1. Joel Ward is a centre-back now?
One of the most surprising elements of Wednesday's friendly with Liverpool was that Joel Ward, one of Palace's only remaining promotion team regulars, started for the club in a back three rather than as a right-back.
It ties in somewhat with Ward's physical attributes, which appear to have changed slightly over the summer -- the player has returned to training with a little more upper body muscle -- which would certainly suit a more central, physical defensive role.
Ward excels in his native right-back role when the managers he works with are more defensively minded. When he's asked to play in a more expansive set-up, that assured approach seems to abandon him.
A centre-back role, as part of a tighter back-three unit, might just suit him.
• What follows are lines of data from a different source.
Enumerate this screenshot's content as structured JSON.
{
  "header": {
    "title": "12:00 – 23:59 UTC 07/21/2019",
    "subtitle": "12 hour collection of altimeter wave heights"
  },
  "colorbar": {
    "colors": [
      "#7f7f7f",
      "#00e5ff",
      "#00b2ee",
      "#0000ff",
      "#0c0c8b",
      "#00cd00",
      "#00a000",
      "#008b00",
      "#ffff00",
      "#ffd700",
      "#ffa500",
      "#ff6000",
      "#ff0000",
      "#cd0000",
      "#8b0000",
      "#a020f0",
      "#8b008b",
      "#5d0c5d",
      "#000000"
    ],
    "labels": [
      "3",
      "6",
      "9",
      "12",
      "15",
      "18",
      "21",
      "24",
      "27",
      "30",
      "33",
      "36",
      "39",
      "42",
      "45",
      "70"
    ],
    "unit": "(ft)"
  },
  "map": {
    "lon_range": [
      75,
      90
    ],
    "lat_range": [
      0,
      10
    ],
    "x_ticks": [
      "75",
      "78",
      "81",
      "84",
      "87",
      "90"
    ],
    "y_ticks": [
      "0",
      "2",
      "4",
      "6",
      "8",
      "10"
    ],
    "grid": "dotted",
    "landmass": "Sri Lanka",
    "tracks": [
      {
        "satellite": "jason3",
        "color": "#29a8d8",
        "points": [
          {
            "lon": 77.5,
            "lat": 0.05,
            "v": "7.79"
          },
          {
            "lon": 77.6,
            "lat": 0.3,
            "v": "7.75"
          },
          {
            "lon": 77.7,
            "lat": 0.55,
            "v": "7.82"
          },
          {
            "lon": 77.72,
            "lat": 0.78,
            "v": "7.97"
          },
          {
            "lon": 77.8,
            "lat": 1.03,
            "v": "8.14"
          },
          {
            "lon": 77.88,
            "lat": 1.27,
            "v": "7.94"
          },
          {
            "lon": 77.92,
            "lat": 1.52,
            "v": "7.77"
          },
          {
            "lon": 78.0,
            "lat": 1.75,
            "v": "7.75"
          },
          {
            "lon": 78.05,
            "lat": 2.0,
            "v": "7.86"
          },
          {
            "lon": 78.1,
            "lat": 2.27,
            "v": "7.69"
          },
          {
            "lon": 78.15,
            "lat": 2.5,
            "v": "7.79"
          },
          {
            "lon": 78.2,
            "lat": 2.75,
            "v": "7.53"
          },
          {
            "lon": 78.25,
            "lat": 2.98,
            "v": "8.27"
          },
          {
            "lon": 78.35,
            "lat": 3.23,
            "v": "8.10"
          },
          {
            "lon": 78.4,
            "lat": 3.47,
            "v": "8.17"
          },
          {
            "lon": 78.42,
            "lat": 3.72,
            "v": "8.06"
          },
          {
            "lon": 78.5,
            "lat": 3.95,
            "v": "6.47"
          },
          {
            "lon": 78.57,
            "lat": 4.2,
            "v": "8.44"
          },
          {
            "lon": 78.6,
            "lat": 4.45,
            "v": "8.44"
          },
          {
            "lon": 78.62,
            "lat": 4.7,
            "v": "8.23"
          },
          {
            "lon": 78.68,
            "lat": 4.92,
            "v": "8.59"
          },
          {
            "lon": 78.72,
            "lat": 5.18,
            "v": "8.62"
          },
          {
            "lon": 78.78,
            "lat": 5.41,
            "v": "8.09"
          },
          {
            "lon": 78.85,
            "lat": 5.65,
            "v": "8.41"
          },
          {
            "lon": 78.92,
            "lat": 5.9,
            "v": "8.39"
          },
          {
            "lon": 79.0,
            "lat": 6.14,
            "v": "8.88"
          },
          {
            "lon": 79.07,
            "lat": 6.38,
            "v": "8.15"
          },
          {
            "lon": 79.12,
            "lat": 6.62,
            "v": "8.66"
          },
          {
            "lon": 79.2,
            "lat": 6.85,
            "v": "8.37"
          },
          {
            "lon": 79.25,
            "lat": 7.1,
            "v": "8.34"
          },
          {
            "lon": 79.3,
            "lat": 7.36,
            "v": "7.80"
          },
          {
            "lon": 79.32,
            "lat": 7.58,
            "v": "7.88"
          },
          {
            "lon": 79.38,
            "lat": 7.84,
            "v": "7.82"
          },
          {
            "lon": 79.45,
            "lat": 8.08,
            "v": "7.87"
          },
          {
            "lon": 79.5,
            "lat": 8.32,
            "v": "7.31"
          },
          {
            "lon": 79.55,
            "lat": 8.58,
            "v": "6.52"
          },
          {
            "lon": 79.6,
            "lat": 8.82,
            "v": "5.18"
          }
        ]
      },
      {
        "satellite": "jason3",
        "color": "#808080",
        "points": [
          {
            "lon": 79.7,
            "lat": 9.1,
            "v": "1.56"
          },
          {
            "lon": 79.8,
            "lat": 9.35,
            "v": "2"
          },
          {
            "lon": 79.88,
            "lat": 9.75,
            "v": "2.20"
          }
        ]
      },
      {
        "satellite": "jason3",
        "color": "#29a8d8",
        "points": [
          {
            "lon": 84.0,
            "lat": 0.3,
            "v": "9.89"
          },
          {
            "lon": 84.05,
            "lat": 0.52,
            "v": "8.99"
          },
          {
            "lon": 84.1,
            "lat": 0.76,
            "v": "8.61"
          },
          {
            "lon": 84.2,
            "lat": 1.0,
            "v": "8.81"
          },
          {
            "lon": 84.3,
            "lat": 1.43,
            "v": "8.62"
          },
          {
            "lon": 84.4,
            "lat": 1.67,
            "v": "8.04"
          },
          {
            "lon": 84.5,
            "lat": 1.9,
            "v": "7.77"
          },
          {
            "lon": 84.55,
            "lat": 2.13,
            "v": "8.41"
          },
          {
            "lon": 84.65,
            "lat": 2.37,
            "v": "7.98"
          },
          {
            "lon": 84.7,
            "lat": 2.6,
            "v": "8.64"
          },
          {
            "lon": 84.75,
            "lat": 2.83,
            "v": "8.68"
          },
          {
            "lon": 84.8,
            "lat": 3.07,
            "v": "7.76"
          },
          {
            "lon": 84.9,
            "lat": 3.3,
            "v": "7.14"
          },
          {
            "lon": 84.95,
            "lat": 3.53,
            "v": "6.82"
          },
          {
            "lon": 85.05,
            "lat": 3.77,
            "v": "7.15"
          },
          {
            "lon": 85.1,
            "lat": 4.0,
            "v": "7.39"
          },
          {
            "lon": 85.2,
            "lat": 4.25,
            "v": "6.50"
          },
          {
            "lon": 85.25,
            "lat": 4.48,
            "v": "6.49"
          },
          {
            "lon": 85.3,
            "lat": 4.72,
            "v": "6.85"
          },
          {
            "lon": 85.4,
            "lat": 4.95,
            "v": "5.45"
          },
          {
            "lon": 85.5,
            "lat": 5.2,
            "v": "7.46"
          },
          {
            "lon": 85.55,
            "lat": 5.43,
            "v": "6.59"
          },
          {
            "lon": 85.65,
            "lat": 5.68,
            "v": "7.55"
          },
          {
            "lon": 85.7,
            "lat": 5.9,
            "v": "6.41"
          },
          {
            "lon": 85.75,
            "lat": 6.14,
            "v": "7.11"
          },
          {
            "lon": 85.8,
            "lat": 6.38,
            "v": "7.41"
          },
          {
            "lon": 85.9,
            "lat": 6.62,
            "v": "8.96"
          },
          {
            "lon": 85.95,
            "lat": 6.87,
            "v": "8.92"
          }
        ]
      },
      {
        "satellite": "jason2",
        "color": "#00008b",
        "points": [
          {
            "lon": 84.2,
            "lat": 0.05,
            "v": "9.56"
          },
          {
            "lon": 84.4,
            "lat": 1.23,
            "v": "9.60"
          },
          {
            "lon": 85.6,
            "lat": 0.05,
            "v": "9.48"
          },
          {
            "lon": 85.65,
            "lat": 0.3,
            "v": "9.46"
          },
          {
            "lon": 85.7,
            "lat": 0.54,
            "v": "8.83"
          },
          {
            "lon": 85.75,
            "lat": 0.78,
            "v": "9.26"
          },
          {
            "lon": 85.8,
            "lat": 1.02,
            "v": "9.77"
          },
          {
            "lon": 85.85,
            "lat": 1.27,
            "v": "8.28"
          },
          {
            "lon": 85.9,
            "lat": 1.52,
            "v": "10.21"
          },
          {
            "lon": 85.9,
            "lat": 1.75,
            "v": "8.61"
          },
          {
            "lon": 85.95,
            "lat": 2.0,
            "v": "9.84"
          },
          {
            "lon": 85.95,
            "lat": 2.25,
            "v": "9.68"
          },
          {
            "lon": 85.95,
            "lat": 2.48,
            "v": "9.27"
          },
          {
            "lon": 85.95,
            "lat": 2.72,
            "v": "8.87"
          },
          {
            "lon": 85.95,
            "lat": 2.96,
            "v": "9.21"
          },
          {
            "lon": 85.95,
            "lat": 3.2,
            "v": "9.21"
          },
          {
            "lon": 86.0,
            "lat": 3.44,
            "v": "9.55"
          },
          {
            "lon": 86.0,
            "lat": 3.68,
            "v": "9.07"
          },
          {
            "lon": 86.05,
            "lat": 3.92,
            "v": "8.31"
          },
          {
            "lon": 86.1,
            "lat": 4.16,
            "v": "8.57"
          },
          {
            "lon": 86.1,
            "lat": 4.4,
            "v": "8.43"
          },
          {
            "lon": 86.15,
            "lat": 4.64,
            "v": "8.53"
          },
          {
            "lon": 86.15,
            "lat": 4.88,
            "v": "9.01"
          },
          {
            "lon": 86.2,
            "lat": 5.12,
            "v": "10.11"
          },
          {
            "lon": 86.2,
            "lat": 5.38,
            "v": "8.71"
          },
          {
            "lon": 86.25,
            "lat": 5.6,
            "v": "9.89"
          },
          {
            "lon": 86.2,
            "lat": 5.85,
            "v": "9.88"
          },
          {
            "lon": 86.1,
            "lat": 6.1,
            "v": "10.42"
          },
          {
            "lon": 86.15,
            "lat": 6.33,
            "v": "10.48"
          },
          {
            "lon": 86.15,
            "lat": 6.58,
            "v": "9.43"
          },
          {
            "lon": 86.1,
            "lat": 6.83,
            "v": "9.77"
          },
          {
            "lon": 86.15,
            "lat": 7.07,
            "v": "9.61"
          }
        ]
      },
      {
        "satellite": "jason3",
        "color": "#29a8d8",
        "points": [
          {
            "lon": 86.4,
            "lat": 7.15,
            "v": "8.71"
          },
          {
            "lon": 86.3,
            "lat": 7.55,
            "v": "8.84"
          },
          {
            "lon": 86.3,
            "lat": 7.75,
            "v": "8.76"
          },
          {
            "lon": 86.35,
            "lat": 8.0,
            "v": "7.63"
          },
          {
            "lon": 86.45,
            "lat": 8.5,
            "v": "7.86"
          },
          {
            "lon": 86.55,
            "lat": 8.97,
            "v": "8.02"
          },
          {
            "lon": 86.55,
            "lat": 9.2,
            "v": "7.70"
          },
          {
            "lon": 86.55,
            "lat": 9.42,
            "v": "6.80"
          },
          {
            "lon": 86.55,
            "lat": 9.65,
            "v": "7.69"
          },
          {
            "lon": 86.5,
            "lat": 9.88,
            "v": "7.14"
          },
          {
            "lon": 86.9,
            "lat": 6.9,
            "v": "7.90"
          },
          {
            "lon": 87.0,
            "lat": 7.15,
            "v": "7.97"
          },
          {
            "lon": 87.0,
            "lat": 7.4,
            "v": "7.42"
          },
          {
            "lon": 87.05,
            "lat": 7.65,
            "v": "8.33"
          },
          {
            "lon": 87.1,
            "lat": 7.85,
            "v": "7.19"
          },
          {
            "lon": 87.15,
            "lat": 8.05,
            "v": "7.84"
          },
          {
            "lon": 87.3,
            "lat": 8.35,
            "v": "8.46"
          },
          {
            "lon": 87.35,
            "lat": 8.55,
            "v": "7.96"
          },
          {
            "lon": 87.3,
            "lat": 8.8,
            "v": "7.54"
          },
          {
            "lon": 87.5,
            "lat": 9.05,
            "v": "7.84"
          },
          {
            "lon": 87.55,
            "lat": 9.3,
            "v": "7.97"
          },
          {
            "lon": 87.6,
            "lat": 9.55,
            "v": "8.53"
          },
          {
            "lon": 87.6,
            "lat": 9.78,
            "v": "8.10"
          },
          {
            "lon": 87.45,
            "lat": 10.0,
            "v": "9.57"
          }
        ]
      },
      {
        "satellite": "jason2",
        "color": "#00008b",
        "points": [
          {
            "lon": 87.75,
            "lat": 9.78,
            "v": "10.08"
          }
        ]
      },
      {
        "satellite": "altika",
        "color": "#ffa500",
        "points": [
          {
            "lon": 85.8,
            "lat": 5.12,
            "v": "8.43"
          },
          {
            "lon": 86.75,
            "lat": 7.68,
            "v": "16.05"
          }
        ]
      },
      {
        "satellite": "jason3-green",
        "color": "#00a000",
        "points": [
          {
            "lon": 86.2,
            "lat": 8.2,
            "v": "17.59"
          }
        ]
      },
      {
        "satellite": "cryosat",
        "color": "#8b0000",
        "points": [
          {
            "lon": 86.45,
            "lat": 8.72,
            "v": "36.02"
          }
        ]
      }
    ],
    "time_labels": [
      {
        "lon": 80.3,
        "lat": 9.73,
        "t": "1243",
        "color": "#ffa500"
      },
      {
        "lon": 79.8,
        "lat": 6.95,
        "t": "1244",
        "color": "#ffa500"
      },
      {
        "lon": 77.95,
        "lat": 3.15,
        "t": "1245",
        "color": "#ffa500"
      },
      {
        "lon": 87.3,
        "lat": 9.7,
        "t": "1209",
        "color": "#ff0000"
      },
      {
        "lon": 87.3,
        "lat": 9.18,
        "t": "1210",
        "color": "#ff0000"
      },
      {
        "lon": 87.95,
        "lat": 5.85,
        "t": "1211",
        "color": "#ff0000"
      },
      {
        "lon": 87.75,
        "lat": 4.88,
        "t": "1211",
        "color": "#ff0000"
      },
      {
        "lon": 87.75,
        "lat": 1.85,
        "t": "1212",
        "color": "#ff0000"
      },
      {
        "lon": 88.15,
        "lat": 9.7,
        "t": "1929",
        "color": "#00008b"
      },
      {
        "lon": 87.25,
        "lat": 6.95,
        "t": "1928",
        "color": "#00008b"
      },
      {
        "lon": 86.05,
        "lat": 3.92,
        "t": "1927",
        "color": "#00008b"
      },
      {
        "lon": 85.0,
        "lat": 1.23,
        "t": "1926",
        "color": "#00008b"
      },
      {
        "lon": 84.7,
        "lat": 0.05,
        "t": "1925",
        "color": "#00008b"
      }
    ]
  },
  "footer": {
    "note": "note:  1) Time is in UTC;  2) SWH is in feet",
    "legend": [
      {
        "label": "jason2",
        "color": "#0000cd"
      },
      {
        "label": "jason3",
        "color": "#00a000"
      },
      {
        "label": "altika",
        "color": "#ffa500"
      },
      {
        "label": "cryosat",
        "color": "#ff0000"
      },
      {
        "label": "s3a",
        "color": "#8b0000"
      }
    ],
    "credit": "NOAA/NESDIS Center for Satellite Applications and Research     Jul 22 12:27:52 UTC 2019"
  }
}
2. Defensive recruits are needed
When Palace lined up with Damien Delaney, Scott Dann and Joel Ward in the back-three, there was an element of alarm. Delaney is 36 years old today, while Dann has struggled with injury problems for the last nine months. And as discussed in the last point, Ward isn't a natural centre-back.
There is also the need for another goalkeeper, with Hennessey's decision making still unfathomable at times.
With Jasper Cillessen, Jairo Riedewald, Callum Chambers and Bruno Martins-Indi linked however, that back line definitely looks like it'll be different by the time the Huddersfield Town game comes along.
Failure to make changes in defence could make any plans de Boer hopes to implement difficult.
3. The Kids Could be Alright
We worry that Palace's academy hasn't been successful, that players won't get opportunities because 'they're just not good enough' but the only true way to test whether a player is capable is to put them in a position where their ability is actually challenged.
Aaron Wan-Bissaka spent a fair while on the pitch and did a decent job in the right wing-back role. He had pace, awareness and was incisive with passes. It was an encouraging performance.
It's also fair to say that these kind of opportunities are nerve wracking for younger players. The pressure to perform, the willingness to succeed and the fear of failure can all play on their minds. To manage that emotion and perform well is a good sign.
4. De Boer wants to give Wilf Space
After the match, in an interview with Palace TV, de Boer indicated that his preference with the 3-4-3 formation that was played was to allow Wilfried Zaha the space to take on opponents, with less focus on defensive duties.
Zaha excelled in that role, especially in the first half. Being able to save his energy for attacking moves meant that he had a greater burst to get past opponents. He made Liverpool's defence work hard throughout the game.
If you needed an indication that Zaha had pushed Liverpool to the brink, Marko Grujic's nasty, intentional foul on the winger was it. The midfielder should be warned about his behaviour, given his role in James Tomkins injury last season too.
5. We just don't know what to expect
Friendlies mean nothing. Everything that's written above is an observation on what we've seen so far -- pre-season is no real indicator of future outcomes and there's little point in criticising tactics, line-ups or player performances.
However, there were some indications of the kind of direction that de Boer might want to go in, and the kind of players he will seek to sign. It was also interesting to see Ward in the back three and players like Wan-Bissaka make an appearance.
But whatever we witnessed, it doesn't provide any real indication of where Palace are headed. We won't really know where Palace are until an hour before kick-off vs Huddersfield, when the line-ups are announced for the first Premier League game of the season.